Cosa suggerisce Anamed?

  • E’ fondamentale che ogni ospedale e ogni clinica in ogni Paese dove la malaria è endemica, abbia un orto nel quale coltivi questo tipo di pianta di Artemisia annua e altre piante antimalariche. E’ inoltre importante che la farmacia dell’ospedale si occupi della raccolta, dell’essiccamento e confezionamento delle foglie. In questo modo le infermiere potranno somministrare correttamente l’infuso di foglie di Artemisia annua ai malati. Organizzandosi in questo modo ogni ospedale diventerebbe economicamente autosufficiente nella lotta alla malaria.
  • Che anche le cliniche e i guaritori nelle aree rurali coltivino l’Artemisia annua e ne facciano uso per il trattamento della malaria.
  • Che l’Organizzazione Mondiale della Sanità (OMS) investi di più sulla ricerca di piante antimalariche indigene.

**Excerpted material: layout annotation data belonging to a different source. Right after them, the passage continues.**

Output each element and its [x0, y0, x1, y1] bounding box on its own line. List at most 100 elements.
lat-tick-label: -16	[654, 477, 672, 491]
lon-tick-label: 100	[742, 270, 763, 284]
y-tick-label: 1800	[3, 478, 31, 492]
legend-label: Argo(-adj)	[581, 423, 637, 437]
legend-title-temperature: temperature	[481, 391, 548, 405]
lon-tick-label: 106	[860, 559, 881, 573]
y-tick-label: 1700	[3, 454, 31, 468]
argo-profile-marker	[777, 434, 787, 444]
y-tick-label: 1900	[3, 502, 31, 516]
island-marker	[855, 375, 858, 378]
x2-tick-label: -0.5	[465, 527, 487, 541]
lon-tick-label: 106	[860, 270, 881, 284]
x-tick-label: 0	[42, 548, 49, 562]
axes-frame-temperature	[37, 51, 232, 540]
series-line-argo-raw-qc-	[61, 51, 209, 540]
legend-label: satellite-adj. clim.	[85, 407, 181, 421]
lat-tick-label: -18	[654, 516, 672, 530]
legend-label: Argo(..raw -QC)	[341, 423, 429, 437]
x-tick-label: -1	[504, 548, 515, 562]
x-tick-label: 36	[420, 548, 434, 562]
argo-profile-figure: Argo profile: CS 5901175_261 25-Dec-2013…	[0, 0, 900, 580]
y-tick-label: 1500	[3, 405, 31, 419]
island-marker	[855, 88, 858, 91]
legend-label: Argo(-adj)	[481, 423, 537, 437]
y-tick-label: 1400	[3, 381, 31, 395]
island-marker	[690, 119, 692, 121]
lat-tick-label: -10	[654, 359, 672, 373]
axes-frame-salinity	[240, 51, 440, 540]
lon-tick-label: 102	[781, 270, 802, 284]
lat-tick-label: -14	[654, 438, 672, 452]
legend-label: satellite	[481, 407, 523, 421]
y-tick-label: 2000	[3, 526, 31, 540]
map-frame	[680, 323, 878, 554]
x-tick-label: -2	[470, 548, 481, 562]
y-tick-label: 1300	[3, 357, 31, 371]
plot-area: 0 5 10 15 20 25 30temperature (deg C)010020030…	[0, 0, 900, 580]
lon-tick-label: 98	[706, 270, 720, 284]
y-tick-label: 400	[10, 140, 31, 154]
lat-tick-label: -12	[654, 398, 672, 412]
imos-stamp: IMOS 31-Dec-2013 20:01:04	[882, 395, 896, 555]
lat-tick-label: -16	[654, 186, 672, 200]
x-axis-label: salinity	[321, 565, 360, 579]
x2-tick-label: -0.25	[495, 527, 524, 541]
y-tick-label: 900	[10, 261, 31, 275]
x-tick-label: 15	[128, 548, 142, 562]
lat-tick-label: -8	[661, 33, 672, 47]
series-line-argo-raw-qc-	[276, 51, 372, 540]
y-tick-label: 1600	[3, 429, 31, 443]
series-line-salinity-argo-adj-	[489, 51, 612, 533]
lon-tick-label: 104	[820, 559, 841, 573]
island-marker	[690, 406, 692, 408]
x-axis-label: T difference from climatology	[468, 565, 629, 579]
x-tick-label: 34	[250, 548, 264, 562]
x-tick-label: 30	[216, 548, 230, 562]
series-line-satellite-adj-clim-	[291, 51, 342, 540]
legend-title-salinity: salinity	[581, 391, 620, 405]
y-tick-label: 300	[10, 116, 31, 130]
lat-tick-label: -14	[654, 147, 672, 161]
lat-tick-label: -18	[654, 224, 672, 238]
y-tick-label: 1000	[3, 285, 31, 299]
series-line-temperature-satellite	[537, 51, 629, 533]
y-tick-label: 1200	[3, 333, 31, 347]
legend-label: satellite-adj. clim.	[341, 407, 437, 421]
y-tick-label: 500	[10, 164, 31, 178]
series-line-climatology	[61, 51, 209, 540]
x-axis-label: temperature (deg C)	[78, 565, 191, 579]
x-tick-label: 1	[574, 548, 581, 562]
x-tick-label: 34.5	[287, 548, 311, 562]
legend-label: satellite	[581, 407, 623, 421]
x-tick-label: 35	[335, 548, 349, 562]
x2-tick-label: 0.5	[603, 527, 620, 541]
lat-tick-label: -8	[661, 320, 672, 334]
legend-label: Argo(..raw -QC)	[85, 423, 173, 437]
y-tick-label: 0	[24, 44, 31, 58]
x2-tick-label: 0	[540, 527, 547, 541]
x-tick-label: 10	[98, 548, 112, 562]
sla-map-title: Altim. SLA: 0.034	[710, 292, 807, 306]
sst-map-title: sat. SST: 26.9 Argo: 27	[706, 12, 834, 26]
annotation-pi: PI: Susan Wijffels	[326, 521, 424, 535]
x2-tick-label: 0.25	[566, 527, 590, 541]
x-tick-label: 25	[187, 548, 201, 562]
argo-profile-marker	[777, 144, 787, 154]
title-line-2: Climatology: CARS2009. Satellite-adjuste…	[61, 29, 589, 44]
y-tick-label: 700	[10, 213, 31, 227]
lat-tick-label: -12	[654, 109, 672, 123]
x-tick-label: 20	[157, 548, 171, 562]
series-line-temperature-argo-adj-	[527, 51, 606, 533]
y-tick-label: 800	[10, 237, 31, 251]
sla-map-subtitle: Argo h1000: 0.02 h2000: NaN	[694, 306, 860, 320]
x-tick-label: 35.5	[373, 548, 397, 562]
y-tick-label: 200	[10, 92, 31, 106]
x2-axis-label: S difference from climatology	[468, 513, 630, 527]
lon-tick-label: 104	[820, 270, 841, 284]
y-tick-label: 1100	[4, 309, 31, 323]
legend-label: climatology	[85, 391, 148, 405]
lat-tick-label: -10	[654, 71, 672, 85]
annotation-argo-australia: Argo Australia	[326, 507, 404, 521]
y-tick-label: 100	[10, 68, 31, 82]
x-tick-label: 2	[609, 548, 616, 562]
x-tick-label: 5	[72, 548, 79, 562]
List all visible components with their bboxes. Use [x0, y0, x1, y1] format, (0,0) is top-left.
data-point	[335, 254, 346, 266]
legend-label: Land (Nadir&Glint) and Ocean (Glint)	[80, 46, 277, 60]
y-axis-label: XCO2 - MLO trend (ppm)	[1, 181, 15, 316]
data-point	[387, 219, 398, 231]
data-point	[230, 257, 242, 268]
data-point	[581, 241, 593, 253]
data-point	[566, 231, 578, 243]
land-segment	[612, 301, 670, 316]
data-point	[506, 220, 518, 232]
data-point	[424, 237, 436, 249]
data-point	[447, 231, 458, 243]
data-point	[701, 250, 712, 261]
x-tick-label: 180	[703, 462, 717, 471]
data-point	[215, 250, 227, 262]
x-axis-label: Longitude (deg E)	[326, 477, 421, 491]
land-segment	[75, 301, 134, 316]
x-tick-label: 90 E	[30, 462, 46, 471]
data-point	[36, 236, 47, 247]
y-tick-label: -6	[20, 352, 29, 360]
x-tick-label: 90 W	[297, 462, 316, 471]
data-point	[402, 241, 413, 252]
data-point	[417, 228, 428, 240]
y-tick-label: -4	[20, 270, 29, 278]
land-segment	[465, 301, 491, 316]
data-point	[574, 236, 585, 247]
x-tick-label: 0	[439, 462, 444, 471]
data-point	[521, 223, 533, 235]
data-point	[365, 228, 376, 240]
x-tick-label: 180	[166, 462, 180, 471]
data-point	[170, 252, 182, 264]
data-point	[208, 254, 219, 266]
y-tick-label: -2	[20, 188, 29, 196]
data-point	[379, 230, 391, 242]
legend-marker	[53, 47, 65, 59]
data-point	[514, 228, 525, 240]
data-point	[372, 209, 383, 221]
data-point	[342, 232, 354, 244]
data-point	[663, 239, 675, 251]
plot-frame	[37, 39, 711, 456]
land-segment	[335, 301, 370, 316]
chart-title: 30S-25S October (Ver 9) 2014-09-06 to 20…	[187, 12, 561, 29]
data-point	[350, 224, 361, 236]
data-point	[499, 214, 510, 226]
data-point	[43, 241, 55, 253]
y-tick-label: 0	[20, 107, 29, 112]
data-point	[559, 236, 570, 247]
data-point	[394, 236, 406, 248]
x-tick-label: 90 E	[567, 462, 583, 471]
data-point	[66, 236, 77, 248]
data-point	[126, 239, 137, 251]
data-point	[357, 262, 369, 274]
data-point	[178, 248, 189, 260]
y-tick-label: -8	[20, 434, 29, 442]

Come attuare le proposte di Anamed

  • Con le dichiarazioni pubbliche dei governi a far parte di questo impegno
  • Con seminari e conferenze che istruiscano amministratori di ospedali, medici, infermieri, farmacisti ed erboristi sulla coltivazione dell’artemisia annua anamed, sulla preparazione dell’infuso con le foglie e sul trattamento dei pazienti.
  • Insistendo sul fatto che i guaritori tradizionali aderiscano ad un “codice di condotta” e che i lavoratori del campo medico accettino l’uso scientifico dell’infuso preparato direttamente dalle foglie della pianta.
  • Ottenendo l’aiuto della ricerca medica nei singoli paesi.

L’esperienza di Anamaed la dove queste proposte vengono applicate

  • “Piccolo è bello”. Ogni unità sanitaria ha un suo grado di indipendenza nella cura della malaria, quindi si creano interessanti e importanti posti di lavoro. Si può in tal modo sviluppare trattamenti adatti al particolare tipo di malaria della regione; in tal modo si abbassano gradualmente i costi.
  • La buona efficacia è garantita dalla disponibilità continua di erbe antimalariche. Non ci sono problemi con il commercio estero, la dogana e neppure con mancanza di rifornimenti nel paese.
  • Gli individui e le famiglie, nel tempo, vengono a conoscenza del trattamento e sono in grado di curarsi da soli. Allo stesso tempo ciò permette alla popolazione di sviluppare le proprie abilità e aumentare la responsabilità per la loro stessa salute, e riduce la pressione sulle unità sanitarie, le quali possono meglio concentrarsi su casi più gravi.
  • La mancanza di fiducia che esiste tra i lavoratori medici e i guaritori tradizionali dà spazio alla cooperazione e allo scambio di esperienza.